The bookstore L’Orientaliste is a remnant of downtown Cairo before the 1952 revolution that ended Egypt’s monarchy. Opened in the 1930s under Jewish owners, the store stocks a vast collection of rare first-edition books on Egypt and the Middle East, many from the genre of Orientalist travelogues that exploded in Europe in the late 19th century with the advent of steamship travel.
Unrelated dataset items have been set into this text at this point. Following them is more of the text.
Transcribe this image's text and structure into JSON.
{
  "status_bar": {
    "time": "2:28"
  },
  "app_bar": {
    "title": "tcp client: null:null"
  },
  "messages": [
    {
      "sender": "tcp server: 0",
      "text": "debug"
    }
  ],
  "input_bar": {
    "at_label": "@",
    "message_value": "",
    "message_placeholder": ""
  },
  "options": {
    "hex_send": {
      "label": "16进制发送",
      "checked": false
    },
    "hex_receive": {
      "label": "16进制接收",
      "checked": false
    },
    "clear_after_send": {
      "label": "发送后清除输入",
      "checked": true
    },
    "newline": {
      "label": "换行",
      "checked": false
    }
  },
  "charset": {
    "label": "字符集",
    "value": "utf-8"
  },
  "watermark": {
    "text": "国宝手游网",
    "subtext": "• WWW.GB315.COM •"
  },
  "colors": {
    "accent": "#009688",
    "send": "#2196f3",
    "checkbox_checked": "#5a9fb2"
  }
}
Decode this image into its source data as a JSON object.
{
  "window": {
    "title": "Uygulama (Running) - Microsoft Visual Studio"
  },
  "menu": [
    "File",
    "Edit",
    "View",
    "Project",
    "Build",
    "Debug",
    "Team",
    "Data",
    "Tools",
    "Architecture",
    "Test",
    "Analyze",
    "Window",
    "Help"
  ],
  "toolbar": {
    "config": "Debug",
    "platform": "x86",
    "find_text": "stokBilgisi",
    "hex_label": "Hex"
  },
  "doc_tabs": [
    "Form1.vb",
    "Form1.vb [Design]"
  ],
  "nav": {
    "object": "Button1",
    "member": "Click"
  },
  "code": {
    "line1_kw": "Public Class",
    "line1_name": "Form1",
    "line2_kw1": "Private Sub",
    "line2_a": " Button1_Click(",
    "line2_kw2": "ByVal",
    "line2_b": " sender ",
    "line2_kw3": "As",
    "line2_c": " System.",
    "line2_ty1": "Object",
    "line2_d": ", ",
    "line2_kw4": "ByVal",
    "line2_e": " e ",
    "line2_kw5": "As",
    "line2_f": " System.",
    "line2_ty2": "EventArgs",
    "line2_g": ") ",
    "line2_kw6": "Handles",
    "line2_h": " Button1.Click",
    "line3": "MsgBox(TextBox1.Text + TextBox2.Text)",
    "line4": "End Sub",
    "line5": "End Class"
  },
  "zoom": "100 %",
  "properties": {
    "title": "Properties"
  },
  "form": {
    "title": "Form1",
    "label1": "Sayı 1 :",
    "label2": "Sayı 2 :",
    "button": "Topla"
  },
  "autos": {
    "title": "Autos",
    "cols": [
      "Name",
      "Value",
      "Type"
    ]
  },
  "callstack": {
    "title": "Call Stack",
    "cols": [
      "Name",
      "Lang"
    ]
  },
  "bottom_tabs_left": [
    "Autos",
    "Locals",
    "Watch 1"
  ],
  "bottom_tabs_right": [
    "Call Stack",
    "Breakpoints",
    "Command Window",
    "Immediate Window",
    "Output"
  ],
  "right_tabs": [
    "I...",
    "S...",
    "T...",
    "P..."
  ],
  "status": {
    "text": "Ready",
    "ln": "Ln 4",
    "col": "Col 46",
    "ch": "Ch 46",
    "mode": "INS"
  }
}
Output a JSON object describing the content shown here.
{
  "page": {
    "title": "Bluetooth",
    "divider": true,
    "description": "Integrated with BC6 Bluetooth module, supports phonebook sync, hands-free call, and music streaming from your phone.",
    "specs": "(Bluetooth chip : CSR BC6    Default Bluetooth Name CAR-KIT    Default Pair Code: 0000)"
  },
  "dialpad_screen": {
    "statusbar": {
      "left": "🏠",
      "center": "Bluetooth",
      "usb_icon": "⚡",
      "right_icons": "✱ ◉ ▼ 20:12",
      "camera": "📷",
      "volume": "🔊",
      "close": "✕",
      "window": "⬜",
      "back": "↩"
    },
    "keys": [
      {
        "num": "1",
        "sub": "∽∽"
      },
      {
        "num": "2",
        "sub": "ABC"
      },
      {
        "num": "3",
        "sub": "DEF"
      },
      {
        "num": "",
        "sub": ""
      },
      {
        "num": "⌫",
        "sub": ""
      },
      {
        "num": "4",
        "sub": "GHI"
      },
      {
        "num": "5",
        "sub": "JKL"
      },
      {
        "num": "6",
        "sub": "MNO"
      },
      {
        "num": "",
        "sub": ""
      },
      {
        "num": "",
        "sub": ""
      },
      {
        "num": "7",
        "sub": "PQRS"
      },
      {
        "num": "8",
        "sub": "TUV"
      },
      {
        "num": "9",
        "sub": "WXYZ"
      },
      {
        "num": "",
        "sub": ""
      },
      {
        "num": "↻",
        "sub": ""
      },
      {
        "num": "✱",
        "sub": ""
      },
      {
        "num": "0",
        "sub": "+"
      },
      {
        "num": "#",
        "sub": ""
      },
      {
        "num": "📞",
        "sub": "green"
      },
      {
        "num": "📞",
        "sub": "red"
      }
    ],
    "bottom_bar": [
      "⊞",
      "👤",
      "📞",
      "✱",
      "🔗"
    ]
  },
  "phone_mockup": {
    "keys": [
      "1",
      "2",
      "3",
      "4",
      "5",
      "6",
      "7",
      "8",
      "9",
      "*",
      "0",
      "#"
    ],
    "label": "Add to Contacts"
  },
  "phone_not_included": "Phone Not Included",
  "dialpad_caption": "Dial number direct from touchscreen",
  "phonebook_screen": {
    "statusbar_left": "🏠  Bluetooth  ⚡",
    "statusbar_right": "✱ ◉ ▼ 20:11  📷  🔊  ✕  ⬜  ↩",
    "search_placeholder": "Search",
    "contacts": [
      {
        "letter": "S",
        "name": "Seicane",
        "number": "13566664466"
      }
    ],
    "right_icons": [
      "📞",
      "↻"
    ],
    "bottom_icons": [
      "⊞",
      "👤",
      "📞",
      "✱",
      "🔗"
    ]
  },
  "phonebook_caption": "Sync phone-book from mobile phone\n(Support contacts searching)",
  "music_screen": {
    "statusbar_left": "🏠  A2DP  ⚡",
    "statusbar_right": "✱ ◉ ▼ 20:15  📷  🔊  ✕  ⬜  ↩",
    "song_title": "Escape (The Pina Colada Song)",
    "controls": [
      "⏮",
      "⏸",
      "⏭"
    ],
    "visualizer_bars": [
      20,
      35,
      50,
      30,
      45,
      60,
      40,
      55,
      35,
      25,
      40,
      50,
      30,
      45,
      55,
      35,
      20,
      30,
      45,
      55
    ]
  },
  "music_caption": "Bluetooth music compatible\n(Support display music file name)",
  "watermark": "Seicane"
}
Today L’Orientaliste is a mostly expatriate-leaning model of the bookstore as museum and so it sells its old books and rare maps for a price. A French map of Egypt from the 19th century might cost 2,000 Egyptian pounds (about $360). A Ptolemaic map of the Mediterranean, which owner Nagwa Kamy says is an original print from 1520, cost 5,000 Egyptian pounds (a little over $900). First-edition travelogues, histories of the Holy Land and Victorian expeditions up the Nile, crowd the shelves.
“The previous owner was a tired old man and he got many offers, but he refused to sell,” Ms. Kamy says from behind her desk, piled with books, in the cramped first floor of her shop. “He thought the books would all be thrown out and the place would be turned into a shoe shop.”
She and her husband finally bought the store in 1987. Most of its inventory is the original collection of its Jewish founder, who left Egypt in 1956 after Israel colluded with Britain and France to try to take back the Suez Canal and topple Egypt’s socialist president, Gamal Abdel Nasser.
“When the Europeans left [after the Suez Crisis in 1956], they left in catastrophe,” Kamy says after answering a call in French on her iPhone. “They sold everything they had, flooding markets and shops like this with whole libraries and archives. It happened again in 1967, after [the] war with Israel.”